December 16, 2015

When my friend and fabric artist Sumi was a child growing up in Osaka, Japan, she often spent the night at her grandmother’s house. Her Obā-san would bring out scraps of old kimono fabric and young Sumi enjoyed touching the silky cloth fragments and admiring their exquisite patterns. She soon learned from her grandmother how to sew and developed a love for this art form.

Years later, when she was in her twenties, she stopped by her grandmother’s in time to catch her preparing to throw out piles of old kimonos in a plastic bag. She asked to have them all, and at that moment her journey as a fabric artist began. For over two decades now, Sumi has cut up pieces of beautiful Japanese kimono fabric and lovingly sewn them together again by hand into textile mosaics, delicate collages that speak of a reconstructed connection to her homeland, her grandmother and traditions of Japanese beauty and femininity.

I met Sumi about 10 years ago at a craft shop in Pasadena, where she was exhibiting her lyrical textile collages and I was signing copies of my Arts of Asia book. We instantly hit it off. I was impressed and moved by her transformation of elegant, old kimono fragments into something even more exquisite and poetic. I also loved the little foxes that she often drew or embroidered onto her images. I had studied the symbolism of foxes, or kitsune, in Japanese folk culture for my undergraduate thesis so have found them intriguing ever since.

Besides her art, I was also enamored by Sumi’s positive energy and considerable warmth, which is immediately apparent in her dazzling smile. We vowed to keep in touch and have done fairly well over the decade, although she and her husband John live in Claremont, about 33 miles from Los Angeles. For years we kept in touch via the occasional email, but last year, when I was teaching for a semester at Scripps College in Claremont, I made a point of rekindling my friendship with Sumi and we enjoyed tea and chats together on a couple of happy occasions. For the whole of this year, I have been gathering up odd pieces of kimono fabric and saving them for her – an antique purple kimono I bought at a flea market in Kyoto when I was a student, brown silk men’s hakama pants I bought in a Tokyo antique store some years later, and assorted scraps which I’d planned to make into cute little gift bags or something, but of course never did.

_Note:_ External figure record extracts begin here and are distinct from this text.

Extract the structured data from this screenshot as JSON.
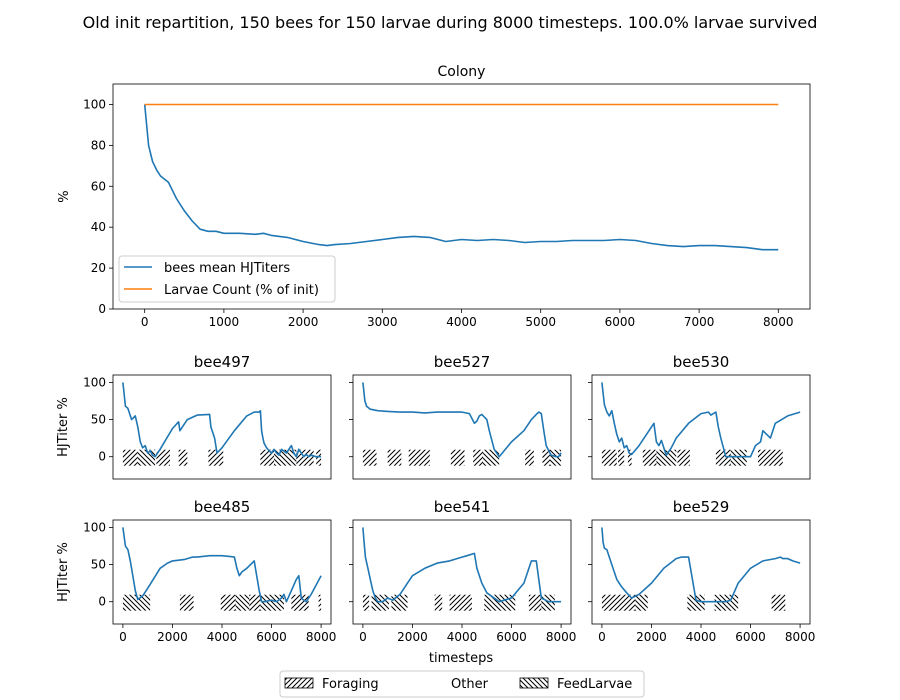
{
  "figure": {
    "suptitle": "Old init repartition, 150 bees for 150 larvae during 8000 timesteps. 100.0% larvae survived",
    "shared_xlabel": "timesteps",
    "legend": [
      {
        "label": "Foraging",
        "hatch": "forward"
      },
      {
        "label": "Other",
        "hatch": "none"
      },
      {
        "label": "FeedLarvae",
        "hatch": "backward"
      }
    ]
  },
  "colors": {
    "blue": "#1f77b4",
    "orange": "#ff7f0e"
  },
  "chart_data": [
    {
      "type": "line",
      "title": "Colony",
      "ylabel": "%",
      "xlabel": "",
      "xlim": [
        -400,
        8400
      ],
      "ylim": [
        0,
        110
      ],
      "xticks": [
        0,
        1000,
        2000,
        3000,
        4000,
        5000,
        6000,
        7000,
        8000
      ],
      "yticks": [
        0,
        20,
        40,
        60,
        80,
        100
      ],
      "legend_position": "lower-left",
      "series": [
        {
          "name": "bees mean HJTiters",
          "color": "#1f77b4",
          "x": [
            0,
            50,
            100,
            150,
            200,
            300,
            400,
            500,
            600,
            700,
            800,
            900,
            1000,
            1200,
            1400,
            1500,
            1600,
            1800,
            2000,
            2200,
            2300,
            2400,
            2600,
            2800,
            3000,
            3200,
            3400,
            3600,
            3800,
            4000,
            4200,
            4400,
            4600,
            4800,
            5000,
            5200,
            5400,
            5600,
            5800,
            6000,
            6200,
            6400,
            6600,
            6800,
            7000,
            7200,
            7400,
            7600,
            7800,
            8000
          ],
          "y": [
            100,
            80,
            72,
            68,
            65,
            62,
            54,
            48,
            43,
            39,
            38,
            38,
            37,
            37,
            36.5,
            37,
            36,
            35,
            33,
            31.5,
            31,
            31.5,
            32,
            33,
            34,
            35,
            35.5,
            35,
            33,
            34,
            33.5,
            34,
            33.5,
            32.5,
            33,
            33,
            33.5,
            33.5,
            33.5,
            34,
            33.5,
            32,
            31,
            30.5,
            31,
            31,
            30.5,
            30,
            29,
            29
          ]
        },
        {
          "name": "Larvae Count (% of init)",
          "color": "#ff7f0e",
          "x": [
            0,
            8000
          ],
          "y": [
            100,
            100
          ]
        }
      ]
    },
    {
      "type": "line",
      "title": "bee497",
      "ylabel": "HJTiter %",
      "xlim": [
        -400,
        8400
      ],
      "ylim": [
        -30,
        110
      ],
      "yticks": [
        0,
        50,
        100
      ],
      "x": [
        0,
        100,
        200,
        350,
        500,
        600,
        700,
        800,
        900,
        1000,
        1100,
        1200,
        1300,
        1500,
        2000,
        2250,
        2300,
        2600,
        3000,
        3500,
        3550,
        3700,
        3800,
        4000,
        4500,
        5000,
        5300,
        5500,
        5550,
        5600,
        5650,
        5700,
        5800,
        5900,
        6000,
        6100,
        6200,
        6300,
        6400,
        6600,
        6800,
        6900,
        7000,
        7100,
        7200,
        7300,
        7400,
        7500,
        7600,
        7800,
        8000
      ],
      "y": [
        100,
        68,
        65,
        50,
        55,
        40,
        20,
        12,
        15,
        5,
        8,
        2,
        0,
        10,
        38,
        47,
        35,
        50,
        56,
        57,
        40,
        25,
        5,
        12,
        35,
        55,
        60,
        60,
        62,
        35,
        25,
        18,
        12,
        8,
        5,
        10,
        5,
        2,
        10,
        5,
        15,
        5,
        0,
        10,
        5,
        0,
        3,
        0,
        2,
        0,
        0
      ],
      "activities": [
        {
          "kind": "forward",
          "start": 0,
          "end": 600
        },
        {
          "kind": "backward",
          "start": 600,
          "end": 1300
        },
        {
          "kind": "forward",
          "start": 1350,
          "end": 1900
        },
        {
          "kind": "forward",
          "start": 2250,
          "end": 2600
        },
        {
          "kind": "forward",
          "start": 3450,
          "end": 4050
        },
        {
          "kind": "forward",
          "start": 5550,
          "end": 6100
        },
        {
          "kind": "backward",
          "start": 6100,
          "end": 7000
        },
        {
          "kind": "forward",
          "start": 7000,
          "end": 7700
        },
        {
          "kind": "forward",
          "start": 7800,
          "end": 8000
        }
      ]
    },
    {
      "type": "line",
      "title": "bee527",
      "ylabel": "",
      "xlim": [
        -400,
        8400
      ],
      "ylim": [
        -30,
        110
      ],
      "yticks": [
        0,
        50,
        100
      ],
      "x": [
        0,
        80,
        150,
        300,
        600,
        1000,
        1500,
        2000,
        2500,
        3000,
        3500,
        4000,
        4300,
        4500,
        4600,
        4700,
        4800,
        5000,
        5100,
        5300,
        5500,
        6000,
        6500,
        6800,
        7000,
        7100,
        7200,
        7300,
        7400,
        7600,
        7800,
        7900,
        8000
      ],
      "y": [
        100,
        75,
        68,
        64,
        62,
        61,
        60,
        60,
        59,
        60,
        60,
        60,
        58,
        45,
        48,
        55,
        57,
        50,
        35,
        10,
        0,
        20,
        35,
        50,
        57,
        60,
        58,
        35,
        15,
        2,
        0,
        0,
        5
      ],
      "activities": [
        {
          "kind": "forward",
          "start": 0,
          "end": 550
        },
        {
          "kind": "forward",
          "start": 1000,
          "end": 1550
        },
        {
          "kind": "forward",
          "start": 1850,
          "end": 2700
        },
        {
          "kind": "forward",
          "start": 3550,
          "end": 4100
        },
        {
          "kind": "forward",
          "start": 4450,
          "end": 4850
        },
        {
          "kind": "backward",
          "start": 4850,
          "end": 5500
        },
        {
          "kind": "forward",
          "start": 6550,
          "end": 6900
        },
        {
          "kind": "forward",
          "start": 7250,
          "end": 7550
        },
        {
          "kind": "backward",
          "start": 7550,
          "end": 8000
        }
      ]
    },
    {
      "type": "line",
      "title": "bee530",
      "ylabel": "",
      "xlim": [
        -400,
        8400
      ],
      "ylim": [
        -30,
        110
      ],
      "yticks": [
        0,
        50,
        100
      ],
      "x": [
        0,
        100,
        200,
        300,
        400,
        500,
        600,
        700,
        800,
        900,
        1000,
        1100,
        1200,
        1500,
        1800,
        2100,
        2200,
        2300,
        2400,
        2500,
        2600,
        2800,
        3000,
        3500,
        4000,
        4300,
        4400,
        4500,
        4600,
        4700,
        4800,
        5000,
        5200,
        5500,
        6000,
        6200,
        6400,
        6500,
        6800,
        7000,
        7500,
        8000
      ],
      "y": [
        100,
        70,
        60,
        55,
        62,
        45,
        30,
        20,
        25,
        12,
        15,
        5,
        3,
        15,
        30,
        45,
        20,
        15,
        22,
        12,
        2,
        12,
        25,
        45,
        58,
        60,
        56,
        58,
        60,
        40,
        25,
        0,
        0,
        0,
        0,
        15,
        20,
        35,
        25,
        45,
        55,
        60
      ],
      "activities": [
        {
          "kind": "forward",
          "start": 0,
          "end": 600
        },
        {
          "kind": "forward",
          "start": 650,
          "end": 900
        },
        {
          "kind": "forward",
          "start": 1050,
          "end": 1200
        },
        {
          "kind": "forward",
          "start": 1650,
          "end": 2200
        },
        {
          "kind": "backward",
          "start": 2200,
          "end": 3000
        },
        {
          "kind": "forward",
          "start": 3050,
          "end": 3550
        },
        {
          "kind": "forward",
          "start": 4600,
          "end": 5200
        },
        {
          "kind": "backward",
          "start": 5200,
          "end": 5850
        },
        {
          "kind": "forward",
          "start": 6300,
          "end": 7300
        }
      ]
    },
    {
      "type": "line",
      "title": "bee485",
      "ylabel": "HJTiter %",
      "xlim": [
        -400,
        8400
      ],
      "ylim": [
        -30,
        110
      ],
      "yticks": [
        0,
        50,
        100
      ],
      "x": [
        0,
        100,
        200,
        300,
        400,
        500,
        600,
        800,
        1000,
        1500,
        1800,
        2000,
        2500,
        2800,
        3000,
        3500,
        4000,
        4300,
        4500,
        4600,
        4700,
        4800,
        5000,
        5300,
        5500,
        5600,
        5700,
        6000,
        6200,
        6400,
        6500,
        6600,
        6800,
        7000,
        7100,
        7200,
        7300,
        7400,
        7600,
        8000
      ],
      "y": [
        100,
        75,
        70,
        55,
        35,
        15,
        3,
        8,
        18,
        45,
        52,
        55,
        57,
        60,
        60,
        62,
        62,
        61,
        60,
        45,
        35,
        40,
        45,
        55,
        15,
        0,
        0,
        2,
        0,
        5,
        10,
        0,
        15,
        30,
        35,
        5,
        2,
        0,
        10,
        35
      ],
      "activities": [
        {
          "kind": "backward",
          "start": 0,
          "end": 1100
        },
        {
          "kind": "forward",
          "start": 2300,
          "end": 2850
        },
        {
          "kind": "forward",
          "start": 3950,
          "end": 4550
        },
        {
          "kind": "backward",
          "start": 4550,
          "end": 5100
        },
        {
          "kind": "forward",
          "start": 5100,
          "end": 5550
        },
        {
          "kind": "backward",
          "start": 5550,
          "end": 6500
        },
        {
          "kind": "forward",
          "start": 6800,
          "end": 7500
        },
        {
          "kind": "forward",
          "start": 7900,
          "end": 8000
        }
      ]
    },
    {
      "type": "line",
      "title": "bee541",
      "ylabel": "",
      "xlim": [
        -400,
        8400
      ],
      "ylim": [
        -30,
        110
      ],
      "yticks": [
        0,
        50,
        100
      ],
      "x": [
        0,
        50,
        100,
        200,
        300,
        400,
        500,
        600,
        800,
        1000,
        1200,
        1500,
        1800,
        2000,
        2500,
        3000,
        3500,
        4000,
        4200,
        4500,
        4600,
        4800,
        5000,
        5500,
        6000,
        6500,
        6800,
        7000,
        7200,
        7500,
        8000
      ],
      "y": [
        100,
        80,
        60,
        45,
        30,
        15,
        5,
        0,
        0,
        5,
        2,
        10,
        25,
        35,
        45,
        52,
        55,
        60,
        62,
        65,
        45,
        25,
        12,
        0,
        5,
        25,
        55,
        55,
        5,
        0,
        0
      ],
      "activities": [
        {
          "kind": "forward",
          "start": 0,
          "end": 250
        },
        {
          "kind": "backward",
          "start": 350,
          "end": 1050
        },
        {
          "kind": "backward",
          "start": 1150,
          "end": 1800
        },
        {
          "kind": "forward",
          "start": 2900,
          "end": 3200
        },
        {
          "kind": "forward",
          "start": 3500,
          "end": 4400
        },
        {
          "kind": "backward",
          "start": 4900,
          "end": 6150
        },
        {
          "kind": "forward",
          "start": 6700,
          "end": 7200
        },
        {
          "kind": "backward",
          "start": 7200,
          "end": 7750
        }
      ]
    },
    {
      "type": "line",
      "title": "bee529",
      "ylabel": "",
      "xlim": [
        -400,
        8400
      ],
      "ylim": [
        -30,
        110
      ],
      "yticks": [
        0,
        50,
        100
      ],
      "x": [
        0,
        50,
        100,
        200,
        300,
        400,
        500,
        600,
        800,
        1000,
        1200,
        1500,
        2000,
        2500,
        3000,
        3200,
        3500,
        3800,
        4000,
        4500,
        5000,
        5200,
        5500,
        6000,
        6500,
        7000,
        7200,
        7300,
        7500,
        7700,
        8000
      ],
      "y": [
        100,
        80,
        72,
        70,
        60,
        50,
        40,
        30,
        20,
        12,
        5,
        10,
        25,
        45,
        58,
        60,
        60,
        2,
        0,
        0,
        0,
        2,
        25,
        45,
        55,
        58,
        60,
        58,
        58,
        55,
        52
      ],
      "activities": [
        {
          "kind": "forward",
          "start": 0,
          "end": 1350
        },
        {
          "kind": "backward",
          "start": 1350,
          "end": 1850
        },
        {
          "kind": "backward",
          "start": 3450,
          "end": 4150
        },
        {
          "kind": "backward",
          "start": 4550,
          "end": 5250
        },
        {
          "kind": "backward",
          "start": 5250,
          "end": 5500
        },
        {
          "kind": "forward",
          "start": 6850,
          "end": 7400
        }
      ]
    }
  ]
}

Today, because I am less busy than usual this week and because it’s day 350 of My Giveaway, I treated myself to a drive out to Claremont to see Sumi and two other dear friends who I rarely see. I excitedly handed a small bag full of kimono fabric to Sumi. I can’t think of anyone who could put these pieces of fabric to more wonderful, poetic use than Sumi. I am sure they will be transformed into a haunting landscape or a mystical scene. Maybe she’ll embroider one of her cute little foxes onto one of them! That could be a problem, though, as I might have to buy it back!